Member of the National Assembly
- In office 13 October 2008 – 8 May 2026
- In office 15 May 2002 – 15 May 2006

Personal details
- Born: 6 May 1962 (age 64) Miskolc, Hungary
- Party: Fidesz (since 1998)
- Profession: dentist, politician

= István Tiba =

Hungarian dentist and politician

Dr. István Tiba (born 6 May 1962) is a Hungarian dentist and politician, member of the National Assembly (MP) for Balmazújváros (Hajdú-Bihar County Constituency VIII) from 2002 to 2006 and from 2010 to 2014. Thereafter, he was MP for Hajdúböszörmény (Hajdú-Bihar County Constituency VI) from 2014 to 2026. He was also MP from the county regional list of Fidesz between 2008 and 2010. He was elected mayor of Balmazújváros during the local elections held in 2006, holding the office until 2014.

==Work experience==
István Tiba finished the Földes Ferenc Secondary School in Miskolc in 1980. He worked as a male nurse for the Hungarian Ambulance Service in Budapest from 1980 to 1982, then as a dental technician for the Dental Technology Company from 1982 to 1983. After that, he studied at the Faculty of Dentistry of Debrecen University of Medicine and graduated as a dentist in 1988.

He then moved to Balmazújváros, where he lives and works in his own dental surgery business ever since. He passed a specialist examination in dentistry and stomatology in 1991 and in paediatric dentistry in 1993. He has been working as the managing head dentist of the Balmazújváros Municipal Health Service since 1996. He received an advanced degree in health care management from the University of Economic Sciences of Budapest in 1998. He is Chairman of the Board of Trustees of the Szegletkő (Cornerstone) Foundation and a presbyter of the Reformed Church.

==Political career==
He ran in the 1998 parliamentary election as a candidate on the Hajdú-Bihar County Regional List of the Hungarian Democratic Forum (MDF). He joined Fidesz in 1998. He came second as a candidate for the mayoral position of Balmazújváros in the 1998 local elections, and became a local representative. He was appointed president of the Balmazújváros organization of Fidesz in 2000.

Tiba secured a seat in Parliament in the second round of the national election on 21 April 2002, representing Balmazújváros (Constituency VIII, Hajdú-Bihar County). He served on the Health Committee in the newly established Parliament since the middle of May 2002. In the local elections held in the autumn of 2002 he was elected a local representative in Balmazújváros.

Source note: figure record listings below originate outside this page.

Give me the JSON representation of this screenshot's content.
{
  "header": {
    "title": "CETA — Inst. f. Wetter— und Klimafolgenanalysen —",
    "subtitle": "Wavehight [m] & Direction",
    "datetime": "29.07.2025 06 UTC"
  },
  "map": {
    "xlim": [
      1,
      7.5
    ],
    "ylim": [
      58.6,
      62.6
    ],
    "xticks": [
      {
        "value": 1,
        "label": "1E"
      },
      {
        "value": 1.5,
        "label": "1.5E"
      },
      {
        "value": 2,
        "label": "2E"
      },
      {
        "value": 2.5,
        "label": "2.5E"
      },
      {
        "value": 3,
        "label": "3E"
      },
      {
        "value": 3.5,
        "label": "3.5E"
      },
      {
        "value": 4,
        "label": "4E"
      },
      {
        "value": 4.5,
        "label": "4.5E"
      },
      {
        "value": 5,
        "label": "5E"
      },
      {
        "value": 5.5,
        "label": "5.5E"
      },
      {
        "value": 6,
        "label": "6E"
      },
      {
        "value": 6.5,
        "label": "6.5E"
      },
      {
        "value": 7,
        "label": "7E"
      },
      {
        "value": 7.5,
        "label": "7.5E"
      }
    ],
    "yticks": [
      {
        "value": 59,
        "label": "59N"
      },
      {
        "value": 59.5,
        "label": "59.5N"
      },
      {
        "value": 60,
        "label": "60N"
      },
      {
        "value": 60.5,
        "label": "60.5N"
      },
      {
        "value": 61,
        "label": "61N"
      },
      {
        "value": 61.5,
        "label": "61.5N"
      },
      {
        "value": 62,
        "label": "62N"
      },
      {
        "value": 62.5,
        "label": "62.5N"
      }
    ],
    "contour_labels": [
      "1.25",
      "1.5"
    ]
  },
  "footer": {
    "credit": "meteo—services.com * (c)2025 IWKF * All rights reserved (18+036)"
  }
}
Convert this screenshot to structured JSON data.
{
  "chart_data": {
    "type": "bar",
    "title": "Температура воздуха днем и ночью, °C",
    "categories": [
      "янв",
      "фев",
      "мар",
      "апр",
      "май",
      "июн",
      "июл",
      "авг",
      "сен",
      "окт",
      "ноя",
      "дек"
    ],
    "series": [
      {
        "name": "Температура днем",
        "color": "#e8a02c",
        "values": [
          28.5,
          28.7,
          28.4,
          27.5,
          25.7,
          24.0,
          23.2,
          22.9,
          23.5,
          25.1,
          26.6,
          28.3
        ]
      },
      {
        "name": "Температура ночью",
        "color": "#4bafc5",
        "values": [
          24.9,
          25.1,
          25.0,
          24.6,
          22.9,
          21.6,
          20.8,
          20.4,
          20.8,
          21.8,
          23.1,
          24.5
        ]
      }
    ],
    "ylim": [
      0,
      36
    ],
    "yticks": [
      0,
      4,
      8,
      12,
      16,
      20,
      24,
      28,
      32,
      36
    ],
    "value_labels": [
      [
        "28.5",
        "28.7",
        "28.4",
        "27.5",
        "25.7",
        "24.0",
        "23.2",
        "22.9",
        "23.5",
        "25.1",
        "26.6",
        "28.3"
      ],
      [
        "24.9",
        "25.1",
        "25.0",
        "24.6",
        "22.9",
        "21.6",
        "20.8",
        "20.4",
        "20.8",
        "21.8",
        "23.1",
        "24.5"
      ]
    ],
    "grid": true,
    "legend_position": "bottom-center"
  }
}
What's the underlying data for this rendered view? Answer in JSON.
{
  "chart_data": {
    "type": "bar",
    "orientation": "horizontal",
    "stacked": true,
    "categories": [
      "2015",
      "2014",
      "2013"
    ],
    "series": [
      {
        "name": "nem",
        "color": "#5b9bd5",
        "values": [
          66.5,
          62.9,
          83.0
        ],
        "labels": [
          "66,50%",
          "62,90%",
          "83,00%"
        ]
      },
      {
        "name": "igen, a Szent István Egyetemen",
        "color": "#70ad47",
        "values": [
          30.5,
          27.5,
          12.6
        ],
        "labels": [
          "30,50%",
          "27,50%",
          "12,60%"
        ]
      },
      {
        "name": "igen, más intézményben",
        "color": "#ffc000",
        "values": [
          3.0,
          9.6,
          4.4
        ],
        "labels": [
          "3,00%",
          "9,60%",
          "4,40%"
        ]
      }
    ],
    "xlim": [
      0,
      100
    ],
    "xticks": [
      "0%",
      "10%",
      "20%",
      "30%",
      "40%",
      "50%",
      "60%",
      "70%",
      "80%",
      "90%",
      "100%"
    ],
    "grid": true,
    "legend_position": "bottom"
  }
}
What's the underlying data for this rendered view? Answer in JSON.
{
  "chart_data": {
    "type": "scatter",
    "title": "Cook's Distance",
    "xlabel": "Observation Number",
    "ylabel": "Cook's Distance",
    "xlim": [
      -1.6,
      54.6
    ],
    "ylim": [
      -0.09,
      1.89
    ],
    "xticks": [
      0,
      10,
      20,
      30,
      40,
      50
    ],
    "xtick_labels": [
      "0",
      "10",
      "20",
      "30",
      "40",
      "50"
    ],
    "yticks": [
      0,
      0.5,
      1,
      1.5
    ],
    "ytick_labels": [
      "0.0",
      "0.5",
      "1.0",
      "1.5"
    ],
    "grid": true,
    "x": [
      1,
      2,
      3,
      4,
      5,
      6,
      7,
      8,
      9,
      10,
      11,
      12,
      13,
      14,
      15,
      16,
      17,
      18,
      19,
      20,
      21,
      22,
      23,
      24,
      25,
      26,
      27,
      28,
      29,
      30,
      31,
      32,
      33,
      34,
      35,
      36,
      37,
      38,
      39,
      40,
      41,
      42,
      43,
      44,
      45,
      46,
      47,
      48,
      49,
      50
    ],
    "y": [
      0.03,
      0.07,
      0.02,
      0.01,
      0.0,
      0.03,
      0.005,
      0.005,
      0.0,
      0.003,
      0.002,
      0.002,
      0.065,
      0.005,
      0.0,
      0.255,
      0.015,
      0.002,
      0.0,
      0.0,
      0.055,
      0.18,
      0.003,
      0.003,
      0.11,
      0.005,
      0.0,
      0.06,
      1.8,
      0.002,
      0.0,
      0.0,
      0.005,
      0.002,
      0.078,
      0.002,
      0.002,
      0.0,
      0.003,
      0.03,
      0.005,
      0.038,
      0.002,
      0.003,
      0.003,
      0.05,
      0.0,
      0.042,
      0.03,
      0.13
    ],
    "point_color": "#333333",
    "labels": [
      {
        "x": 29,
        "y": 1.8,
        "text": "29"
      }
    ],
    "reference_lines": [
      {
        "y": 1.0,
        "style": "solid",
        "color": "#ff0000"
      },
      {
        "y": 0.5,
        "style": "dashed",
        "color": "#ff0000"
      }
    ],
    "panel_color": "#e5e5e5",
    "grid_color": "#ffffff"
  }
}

During the 2006 parliamentary election, he lost his parliamentary seat. He was elected mayor of Balmazújváros in the 2006 local elections. He secured a parliamentary mandate in October 2008 from the party's county regional list, replacing Sándor Arnóth who resigned from his position. Tiba functioned as a member of the Committee on Youth, Social and Family Affairs until 13 May 2010. He was elected MP for Balmazújváros in the 2010 parliamentary election. He became a member of the Local Government and Urban Development Committee on 14 May 2010. He was appointed one of the recorders of the National Assembly on 22 February 2011, succeeding Norbert Erdős. He held that office until May 2026. He was a member of the Enterprise Development Committee from 2014 to 2020, the European Affairs Committee from 2020 to 2023, and the National Cohesion Committee from 2023 to 2026.

He was replaced as individual candidate for Hajdúböszörmény by the Fidesz presidium for the 2026 Hungarian parliamentary election. Although his name appeared in his party's national list, he did not secure a mandate.

==Football==
Under his chairmanship, the Balmazújvárosi FC was re-established in 2011. The club received 1.2 billion HUF public funds as a backing to develop the club's stadium and the team from 2011 to 2016. Balmazújváros finished second in the 2016–17 Nemzeti Bajnokság II season thereby gaining promotion to the highest level of the Hungarian League system. After spending a year in Nemzeti Bajnokság I, the club relegated to the second level and went into bankrupt by 2018. On 29 August 2019, the club was excluded from the 2019–20 Nemzeti Bajnokság II too due to financial problems.